Strona 2 z 2

Post: 25 lipca 2010, 21:20
autor: AMELIA
Witaj bloomoo :) ja powiem Ci tak jak nie wiedziałam jeszcze, że mam sarko spałam wszędzie gdzie popadło i mój mąż ciągle narzekał, że ty to nic nie robisz tylko śpisz a ja ciągle byłam zmęczona i na nic nie miałam siły. Teraz kiedy sarko odpuściło trochę jest zdecydowanie lepiej :) za to czasami znowu cierpię na cykliczną bezsenność :D Pozdrawiam :)
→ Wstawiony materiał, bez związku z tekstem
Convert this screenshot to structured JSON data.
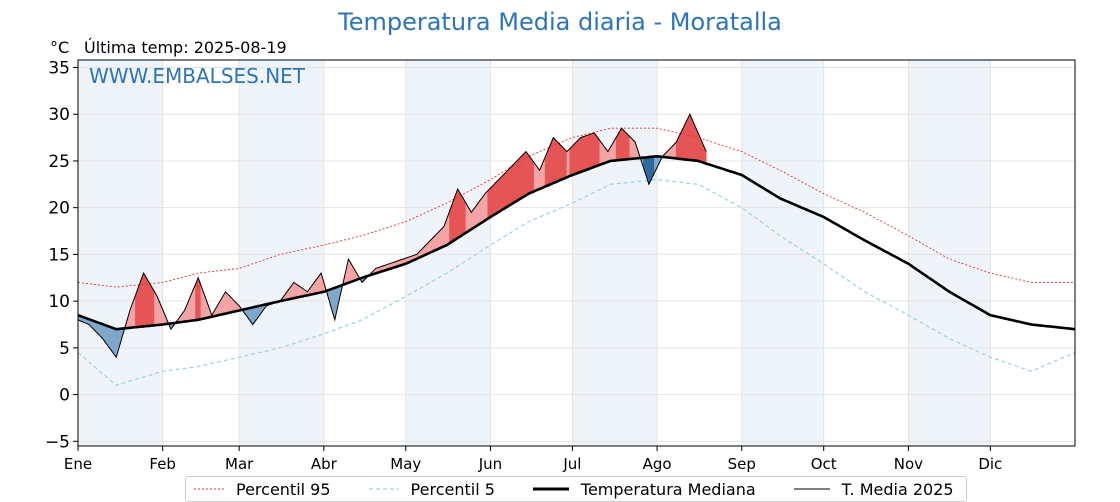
{
  "title": "Temperatura Media diaria - Moratalla",
  "unit_label": "°C",
  "last_temp": "Última temp: 2025-08-19",
  "watermark": "WWW.EMBALSES.NET",
  "colors": {
    "title": "#2e75b6",
    "p95": "#e8312d",
    "p5": "#9fd0e4",
    "median": "#000000",
    "media2025": "#000000",
    "above_fill": "#f4a4a4",
    "above_fill_strong": "#e55555",
    "below_fill": "#7fa7cb",
    "below_fill_strong": "#2f6a9e",
    "month_band": "#eef4fa"
  },
  "legend": [
    {
      "label": "Percentil 95",
      "style": "dotted-red"
    },
    {
      "label": "Percentil 5",
      "style": "dashed-lightblue"
    },
    {
      "label": "Temperatura Mediana",
      "style": "thick-black"
    },
    {
      "label": "T. Media 2025",
      "style": "thin-black"
    }
  ],
  "chart_data": {
    "type": "line",
    "title": "Temperatura Media diaria - Moratalla",
    "ylabel": "°C",
    "ylim": [
      -5.5,
      35.8
    ],
    "yticks": [
      -5,
      0,
      5,
      10,
      15,
      20,
      25,
      30,
      35
    ],
    "xlim_day_of_year": [
      1,
      366
    ],
    "grid": true,
    "legend_position": "bottom-center",
    "months": [
      "Ene",
      "Feb",
      "Mar",
      "Abr",
      "May",
      "Jun",
      "Jul",
      "Ago",
      "Sep",
      "Oct",
      "Nov",
      "Dic"
    ],
    "month_start_day": [
      1,
      32,
      60,
      91,
      121,
      152,
      182,
      213,
      244,
      274,
      305,
      335
    ],
    "series": [
      {
        "name": "Percentil 95",
        "day_of_year": [
          1,
          15,
          32,
          45,
          60,
          75,
          91,
          105,
          121,
          136,
          152,
          166,
          182,
          196,
          213,
          228,
          244,
          258,
          274,
          289,
          305,
          320,
          335,
          350,
          366
        ],
        "values": [
          12.0,
          11.5,
          12.0,
          13.0,
          13.5,
          15.0,
          16.0,
          17.0,
          18.5,
          20.5,
          23.0,
          25.5,
          27.5,
          28.5,
          28.5,
          27.5,
          26.0,
          24.0,
          21.5,
          19.5,
          17.0,
          14.5,
          13.0,
          12.0,
          12.0
        ]
      },
      {
        "name": "Percentil 5",
        "day_of_year": [
          1,
          15,
          32,
          45,
          60,
          75,
          91,
          105,
          121,
          136,
          152,
          166,
          182,
          196,
          213,
          228,
          244,
          258,
          274,
          289,
          305,
          320,
          335,
          350,
          366
        ],
        "values": [
          4.5,
          1.0,
          2.5,
          3.0,
          4.0,
          5.0,
          6.5,
          8.0,
          10.5,
          13.0,
          16.0,
          18.5,
          20.5,
          22.5,
          23.0,
          22.5,
          20.0,
          17.0,
          14.0,
          11.0,
          8.5,
          6.0,
          4.0,
          2.5,
          4.5
        ]
      },
      {
        "name": "Temperatura Mediana",
        "day_of_year": [
          1,
          15,
          32,
          45,
          60,
          75,
          91,
          105,
          121,
          136,
          152,
          166,
          182,
          196,
          213,
          228,
          244,
          258,
          274,
          289,
          305,
          320,
          335,
          350,
          366
        ],
        "values": [
          8.5,
          7.0,
          7.5,
          8.0,
          9.0,
          10.0,
          11.0,
          12.5,
          14.0,
          16.0,
          19.0,
          21.5,
          23.5,
          25.0,
          25.5,
          25.0,
          23.5,
          21.0,
          19.0,
          16.5,
          14.0,
          11.0,
          8.5,
          7.5,
          7.0
        ]
      },
      {
        "name": "T. Media 2025",
        "day_of_year": [
          1,
          5,
          10,
          15,
          20,
          25,
          30,
          35,
          40,
          45,
          50,
          55,
          60,
          65,
          70,
          75,
          80,
          85,
          90,
          95,
          100,
          105,
          110,
          115,
          120,
          125,
          130,
          135,
          140,
          145,
          150,
          155,
          160,
          165,
          170,
          175,
          180,
          185,
          190,
          195,
          200,
          205,
          210,
          215,
          220,
          225,
          231
        ],
        "values": [
          8.0,
          7.5,
          6.0,
          4.0,
          9.0,
          13.0,
          10.5,
          7.0,
          9.0,
          12.5,
          8.5,
          11.0,
          9.5,
          7.5,
          9.5,
          10.0,
          12.0,
          11.0,
          13.0,
          8.0,
          14.5,
          12.0,
          13.5,
          14.0,
          14.5,
          15.0,
          16.5,
          18.0,
          22.0,
          19.5,
          21.5,
          23.0,
          24.5,
          26.0,
          24.0,
          27.5,
          26.0,
          27.5,
          28.0,
          26.0,
          28.5,
          27.0,
          22.5,
          25.5,
          27.0,
          30.0,
          26.0
        ]
      }
    ]
  }
}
Post: 26 lipca 2010, 11:38
autor: bloomoo
hej
ja mam to samo
oddalam starszego syna do przedszkola, a młodszego staram sie oddac do klubu maluszka choc na pare godzin,ale jest niefajno bo ma straszne histerie..wiec bede probowac..chcialam to wszystko zrobic zeby miec troszke czasu dla odpoczynku,dla siebie...wiadomo zreszta ze i tak nie lezalabym z nogami do gory jak mi zalecano a sprzatalabym,gotowala itepe...mam takie dziwne wrazenie ze to strasznie samolubne takie oddanie dzieciakow...bo kiedy byly przy mnie i maz narzekal ze co ja takiego robie,ciagle taka zmeczona jestem,on to by baardzo chcial moc z nimi przebywac cale dnie,o niczym innym nie marzy...a kiedy mowilam,prosze bardzo bądź,on na to ze w takim razie musze przyniesc tak duzo kasy do domu co on..i badź tu mądra..:D

Post: 26 lipca 2010, 14:43
autor: AMELIA
Bloomoo jakbym mojego męża słyszała wypisz wymaluj :) fajnie, że do nas trafiłaś zobaczysz wszystko się ułoży sarko poszaleje i sobie pójdzie u mnie tak było a w między czasie to tak uzależniłam się od forum i od sarkoludków, że zaglądam tu ciągle :D nie daję się sarkoludkowi chociaż często mam jakieś deprechy i wogóle wszystko mnie boli, ale forum daje mi siłę nawet stałam się bardziej otwarta i wraz z grupą sarkoprzyjaciół wzięłam się za pracę na rzecz naszego stowarzyszenia. Mam nadzieję, że kiedyś spotkamy się na jakimś zjeździe sarkoludków - zostań z nami pisz bo to pomaga :) POZDRAWIAM Danusia :)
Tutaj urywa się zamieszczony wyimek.